We’re not in 2008 anymore

Bob Hunt is chief executive of Paradigm Mortgage Services 

Last week a daily newsletter from Mortgage Introducer included quite possibly the most positive array of news stories you are likely to find all year, and this was just three days into 2014. 

Phrases such as ‘house price momentum’, ‘strong November figures’, ‘strong tenant demand’ and ‘market sentiment continues to rise’ all jumped off the screen and signalled that, to mis-quote The Wizard of Oz, ‘we’re not in 2008 anymore’. 

The story regarding ‘strong November figures’ certainly caught my eye given it was about the building society/mutual sector and its lending levels during that particular month and throughout 2013 as a whole. 

It would appear that last year did indeed represent a strong lending year for mutuals with net lending of £12.1bn (not including December) and gross lending of £37.5bn for the same period. 

Essentially, and without having seen the total figures for the year as a whole, it seems that mutuals lent approximately a third more in 2013 than they did in the year previously.

This is a considerable increase and one not to be sniffed at. For example, if the entire mortgage gross lending figures of 2013 improve by the same sort of amount in 2014 then we would be looking at a market in excess of £200bn. 

Indeed, as a percentage of total gross lending market share the sector has seen an improvement; again for the first 11 months of 2013 it was up to 23% having been 21% for the same period in 2012.

Therefore the mutual sector should certainly be applauded for its continued appetite to lend – one which has been a lifeline for many brokers and their clients since the early days of the Credit Crunch and the global recession. 

Indeed, this inclination to lend to certain types of borrowers – first-time buyers, those with low deposit levels, etc – when few others were willing to do so should not be overlooked by anyone. It was, and continues to be, a vitally important finance lifeline for those who had few other options to consider elsewhere.

The mutual sector’s support for first-timers in particular can once again be viewed in the latest statistics – for the same 11-month time period approximately one in three of all new loans from mutuals were made to first-time buyers. 29% of those loans were to individuals who had less than a 10% deposit to put down. 

One suspects that over the course of the last few years the mutual sector has done more than its fair share of ensuring first-time buyers were able to purchase that all-important first property, not forgetting the number of property chains that developed from this lending and kept our sector in business.

It is important as well that in these days where Help to Buy appears to dominate the low-deposit /equity landscape that many mutuals are able to actively compete with those lenders who part of the government’s scheme. It’s often alluded to, but perhaps not mentioned much in dispatches, that the mortgage guarantee offered by the government for Help to Buy is much more favourable to the bigger banks than it is to the building societies. 

Which is why you will have seen no building societies participating yet and many preferring to use private insurance arrangements or take the risk burden completely themselves. 

However, the importance of the low-deposit/equity borrower to societies remains and, if you are to take a look at the most competitive 95% LTV products available at present, then you will note that mutuals are often leading the way. 

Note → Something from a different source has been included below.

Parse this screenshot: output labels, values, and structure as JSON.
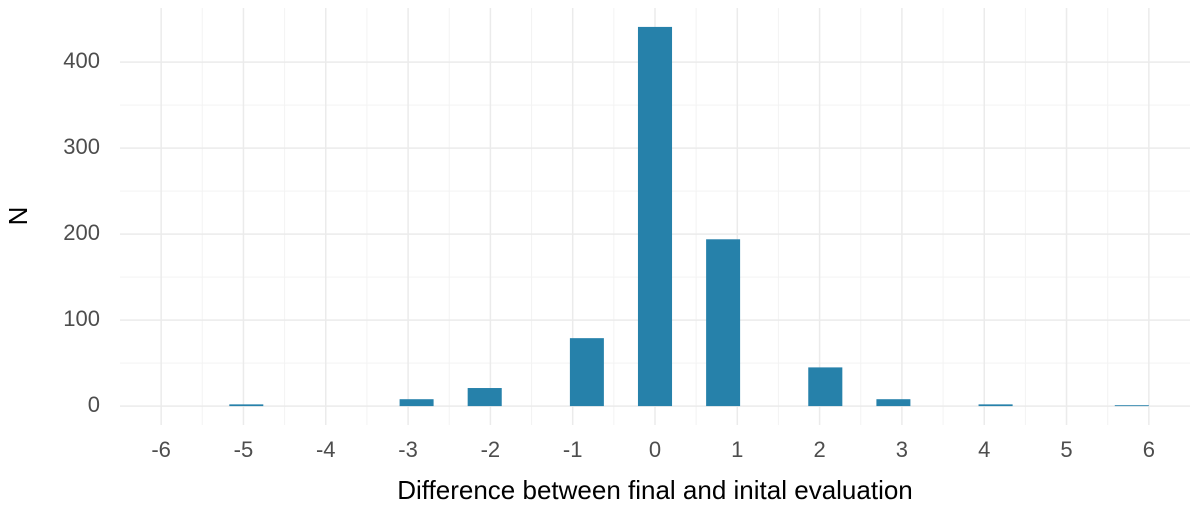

Therefore it should be particularly pleasing for all mortgage market stakeholders – particularly the broker community – that we have a strengthening building society sector and one which is keen to maintain its competitive edge and lending growth over the months and years ahead. 

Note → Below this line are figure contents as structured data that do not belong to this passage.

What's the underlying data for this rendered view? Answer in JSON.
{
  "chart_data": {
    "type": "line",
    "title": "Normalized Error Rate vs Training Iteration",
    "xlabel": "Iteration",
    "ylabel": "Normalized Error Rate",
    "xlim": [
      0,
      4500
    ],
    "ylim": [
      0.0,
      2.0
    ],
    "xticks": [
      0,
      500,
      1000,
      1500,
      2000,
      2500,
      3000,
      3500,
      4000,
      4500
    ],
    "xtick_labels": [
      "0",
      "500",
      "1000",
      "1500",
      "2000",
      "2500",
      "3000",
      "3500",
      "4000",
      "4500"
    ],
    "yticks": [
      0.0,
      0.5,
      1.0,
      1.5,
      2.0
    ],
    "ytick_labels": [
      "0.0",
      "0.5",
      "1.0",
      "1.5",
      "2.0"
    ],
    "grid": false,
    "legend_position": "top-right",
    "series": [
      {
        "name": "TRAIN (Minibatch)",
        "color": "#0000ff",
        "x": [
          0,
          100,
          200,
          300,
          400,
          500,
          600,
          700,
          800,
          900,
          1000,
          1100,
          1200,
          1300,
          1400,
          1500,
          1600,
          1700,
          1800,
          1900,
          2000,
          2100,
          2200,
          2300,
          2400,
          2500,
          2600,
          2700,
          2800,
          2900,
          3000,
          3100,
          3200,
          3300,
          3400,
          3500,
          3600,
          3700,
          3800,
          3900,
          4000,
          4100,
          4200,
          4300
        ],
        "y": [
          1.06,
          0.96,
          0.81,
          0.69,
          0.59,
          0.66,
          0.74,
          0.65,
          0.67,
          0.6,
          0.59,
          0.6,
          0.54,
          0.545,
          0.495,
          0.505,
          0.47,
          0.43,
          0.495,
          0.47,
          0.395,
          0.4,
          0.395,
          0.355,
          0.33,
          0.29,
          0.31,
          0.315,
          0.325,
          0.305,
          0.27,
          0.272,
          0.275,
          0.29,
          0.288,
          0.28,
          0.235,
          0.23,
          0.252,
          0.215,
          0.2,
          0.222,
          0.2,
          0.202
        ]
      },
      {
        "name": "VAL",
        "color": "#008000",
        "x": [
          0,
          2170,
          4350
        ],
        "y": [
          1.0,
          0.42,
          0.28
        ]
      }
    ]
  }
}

These lenders continue to help many borrowers and have long recognised the importance of supporting new blood onto the property ladder. I have no doubts that these lenders will continue to rise to the challenge, supporting brokers and their clients with innovative products, and will be looking forward to improving on their 2013 performance over the course of the next 12 months. And that is surely something for all of us to be positive about.